GİZEMİNİ KORUYAN BİR BOLU, VAR KARŞIMIZDA...

Ocak 1957 Amerikan İllinous Üniversitesi Eğitim Fakültesi Dekanı Prof.Dr. Thomas E.Benner ile, Test Uzmanı Dr.Anjel, Talim Terbiye Dairesi üyelerinden Remzi Öncül, 2 gün Sakarya İlkokulu ile Kılıçarslan Köyü deneme okullarının programlarını ilham verici bulmuşlar, haliyle de, Ankara Büyükelçisi aracılığıyla da, ayrıca tebrik etmişler. Aradan neredeyse 57 yıl geçmiş, ilimiz eğitim bakımından, arzu edilen seviyede değil. Müdürsüzde okul yürür. Burada önem arzeden, öğrenci-öğretmen ilişkisi. Üniversitemizde her nedense, hak ettiği ilk 10'a giremediği gibi(bu kadar vakfın imkanları da dahil) kaliteyi yakalayamadı. İnsan kahrolur ama nerede? İhsan Gülez Ekim 1962. Siyasi suçlu ve mahkum. Sonra diğer milletvekilimiz Kadir Kocaeli. Anayasayı ihlal suçundan Bolu cezaevinde. 6 Mayıs 1958 tarihinde leğen dolusu altın Çaygökpınar Köyünde tarla eşelenirken çocuklar tarafından bulunuyor. Dr. Zihni Ülgen, kardeşi Hacı Mustafa Talat. Sene de 2 kez, Karaçayır'da at yarışları düzenliyor, eşek yarışmalarını da Tahsildar Abdullah Efendi yapmış. Yani biz neden halen,şehrin;

1-En güzel beslenen, at, eşek ve hatta ev hayvanlarının özelliklerine göre,en güzelini seçemeyiz mi?

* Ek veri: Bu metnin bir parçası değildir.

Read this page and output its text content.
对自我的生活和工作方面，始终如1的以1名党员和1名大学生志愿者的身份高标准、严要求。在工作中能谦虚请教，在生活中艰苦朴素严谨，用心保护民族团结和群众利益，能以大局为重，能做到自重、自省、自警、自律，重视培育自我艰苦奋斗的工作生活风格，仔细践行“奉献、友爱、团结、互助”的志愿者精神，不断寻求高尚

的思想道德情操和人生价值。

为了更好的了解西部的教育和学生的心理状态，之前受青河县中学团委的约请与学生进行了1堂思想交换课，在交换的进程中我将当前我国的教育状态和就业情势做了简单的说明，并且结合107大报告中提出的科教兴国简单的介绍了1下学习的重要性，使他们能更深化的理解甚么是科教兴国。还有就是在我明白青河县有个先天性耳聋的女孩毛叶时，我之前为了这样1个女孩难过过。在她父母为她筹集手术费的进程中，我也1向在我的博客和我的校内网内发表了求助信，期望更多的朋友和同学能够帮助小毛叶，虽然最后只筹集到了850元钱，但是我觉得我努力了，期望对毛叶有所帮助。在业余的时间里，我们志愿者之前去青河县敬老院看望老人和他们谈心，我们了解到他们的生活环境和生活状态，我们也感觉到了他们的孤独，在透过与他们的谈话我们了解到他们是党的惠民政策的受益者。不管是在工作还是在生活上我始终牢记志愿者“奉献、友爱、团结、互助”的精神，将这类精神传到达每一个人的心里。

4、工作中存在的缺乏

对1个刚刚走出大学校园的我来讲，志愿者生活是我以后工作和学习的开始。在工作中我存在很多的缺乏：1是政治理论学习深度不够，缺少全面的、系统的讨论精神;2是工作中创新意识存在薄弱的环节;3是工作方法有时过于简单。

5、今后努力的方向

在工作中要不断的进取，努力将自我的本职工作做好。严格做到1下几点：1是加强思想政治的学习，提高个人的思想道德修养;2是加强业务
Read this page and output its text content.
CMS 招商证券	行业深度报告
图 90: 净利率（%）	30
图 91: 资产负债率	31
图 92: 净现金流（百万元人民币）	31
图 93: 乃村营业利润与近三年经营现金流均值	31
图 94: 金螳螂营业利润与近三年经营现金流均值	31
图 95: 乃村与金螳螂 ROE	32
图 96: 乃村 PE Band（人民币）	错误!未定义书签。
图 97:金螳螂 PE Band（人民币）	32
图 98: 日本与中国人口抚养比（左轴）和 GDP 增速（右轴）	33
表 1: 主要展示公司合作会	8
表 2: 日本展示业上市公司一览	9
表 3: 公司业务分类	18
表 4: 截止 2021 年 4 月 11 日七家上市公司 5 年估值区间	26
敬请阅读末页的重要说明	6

2- En güzel binamızı, en güzel sosyal sorumluluk, oyuncu, sanatkar ve ustasını

3- Yazarını, ressamını, hattatını, fotoğraf çekeni ni,

4- Yardımseverini, projeleri olanlarını teşvik edemeyiz mi? Çok mu zordur bunları yapabilmek.

Faruk Kenç, Talat Artemel ve arkadaşları, Münir Nurettin Selçuk'la beraber, Abant Gölü, Alput Köyü civarında hasret adında bir film çevirmişler. Yardımsevenler Cemiyeti ve Halkevi Konser vermiş 1944 yılında. Aradan geçen yıllara rağmen, bizler halen bir arpa yolu zor almışız. Dedim ya.. Allah'tan vakıf var. Onlarda olmasa, halimiz ne olurdu? Şehir kimliğine kavuşmalı. Çevreyi tekstil fabrikalarıyla donatabiliriz, ilaç fabrikaları, yüksek teknoloji üssü. Doğayı bozmadan yapılacak yatırımları çekebilmeliyiz. Üniversitenin, bilimin ışığında, gündemi belirleyici olabilmesi gerekmektedir. Güzellik uykusundan, bir an önce uyanarak...! Bu konuda rektörlük makamının, öğretim görevlilerini, öğrencilerini sahaya, alan çalışmalarına itmesi gerekmektedir. Tarih boyunca yaptığımız araştırmalar, ilin hep güzide, çekici olduğuna dairdir. Bu konuda eğitimli güzel insanlarımızın, Bolu'yu hak ettiği seviyeye getirilmesinde veballeri vardır. Geçte kalınmış sayılmaz. Yeter ki isteyin ve bir şeyler yapın artık. Hayat hep yemek, içmek, fiziksellik üzerine değildir.